Wenn es eine Hölle gab, dann war ihr Name in dieser Nacht Paris.
    Die Fehde zwischen den Armagnacs und den Bourguignons hatte eine
traurige Wendung genommen. Die Partei von Dauphin Charles hatte enorm an Ansehen
verloren. Es waren Pariser gewesen, die dem Feind die Tore geöffnet hatten.
Einen größeren Verrat gegen den zukünftigen Regenten konnte es nicht geben.
    Nicht nur Mitglieder der verhassten Familie selbst strömten nun in
die Stadt, etliche Burgunder hatten sich ihnen angeschlossen. Die Söldner
metzelten ohne Ansehen der Person alles und jeden nieder. Selbst Frauen und
Kinder wurden auf die Straße gezerrt, vergewaltigt und getötet. Am liebsten
hätte ich mich der Streitmacht mit meinem Leib entgegengeworfen, doch Sayd hatte
mich zurückgehalten, nachdem ich zumindest ein paar Frauen vor dem sicheren Tod
bewahrt hatte.
    »Du kannst nicht ein ganzes Heer allein besiegen«, sagte er
traurig, als ihn mein zorniger Blick traf. »Jene, die du hier rettest, werden am
anderen Ende der Stadt erneut überfallen. Wir müssen an unser Vorhaben denken,
so schwer es dir auch fällt.«
    Dafür hasste ich ihn, doch ich wusste, dass er recht hatte. Auch
wenn wir mit ungewöhnlichen Gaben gesegnet waren, konnten wir nicht die ganze
Welt vor Verderben und Tod bewahren.
    Jetzt, da wir uns dem Königshof näherten und sahen, dass die
Wachen das Weite gesucht hatten, hätte ich Sayd am liebsten erneut die Frage
gestellt, warum wir unbedingt diesen Jungen retten mussten, wo nicht einmal
seine eigenen Männer ihm beistanden!
    War es nicht so, dass Könige kamen und gingen, Geschlechter
abgelöst und ausgelöscht wurden? Was unterschied die Armagnacs von anderen?

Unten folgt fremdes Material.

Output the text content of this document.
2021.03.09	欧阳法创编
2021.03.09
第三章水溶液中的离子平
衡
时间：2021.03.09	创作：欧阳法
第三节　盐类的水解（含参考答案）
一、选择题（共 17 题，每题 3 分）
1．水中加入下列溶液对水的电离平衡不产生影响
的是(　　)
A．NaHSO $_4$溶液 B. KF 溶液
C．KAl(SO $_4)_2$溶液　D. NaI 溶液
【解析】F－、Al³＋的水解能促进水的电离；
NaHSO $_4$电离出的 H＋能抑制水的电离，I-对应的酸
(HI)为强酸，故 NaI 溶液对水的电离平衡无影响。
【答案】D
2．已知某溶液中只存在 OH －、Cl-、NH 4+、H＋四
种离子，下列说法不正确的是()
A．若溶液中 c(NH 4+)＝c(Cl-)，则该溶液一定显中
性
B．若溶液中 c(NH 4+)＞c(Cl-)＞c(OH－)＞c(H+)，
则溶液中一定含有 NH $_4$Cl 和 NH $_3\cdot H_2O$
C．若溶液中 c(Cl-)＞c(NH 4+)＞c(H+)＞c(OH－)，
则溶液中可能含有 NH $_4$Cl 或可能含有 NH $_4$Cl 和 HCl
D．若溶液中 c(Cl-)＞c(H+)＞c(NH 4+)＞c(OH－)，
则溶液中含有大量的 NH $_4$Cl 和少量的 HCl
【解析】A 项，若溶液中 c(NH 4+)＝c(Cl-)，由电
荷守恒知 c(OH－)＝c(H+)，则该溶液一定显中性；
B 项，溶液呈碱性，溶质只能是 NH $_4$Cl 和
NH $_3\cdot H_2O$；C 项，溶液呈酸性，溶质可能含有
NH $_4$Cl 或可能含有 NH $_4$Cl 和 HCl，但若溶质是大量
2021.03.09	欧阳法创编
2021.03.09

Zumal es diese Königsfamilie gewesen war, die vor hundert Jahren den Katharern
nach dem Leben getrachtet hatte!
    Doch wie immer war es eine Vision, die Sayd leitete. Er hatte uns
erzählt, dass er diesen Jungen gesehen hatte, wie er den französischen Thron
besteigen und Frieden von dem schon fast hundert Jahre währenden Krieg bringen
würde – vorausgesetzt, er würde diese Nacht überleben.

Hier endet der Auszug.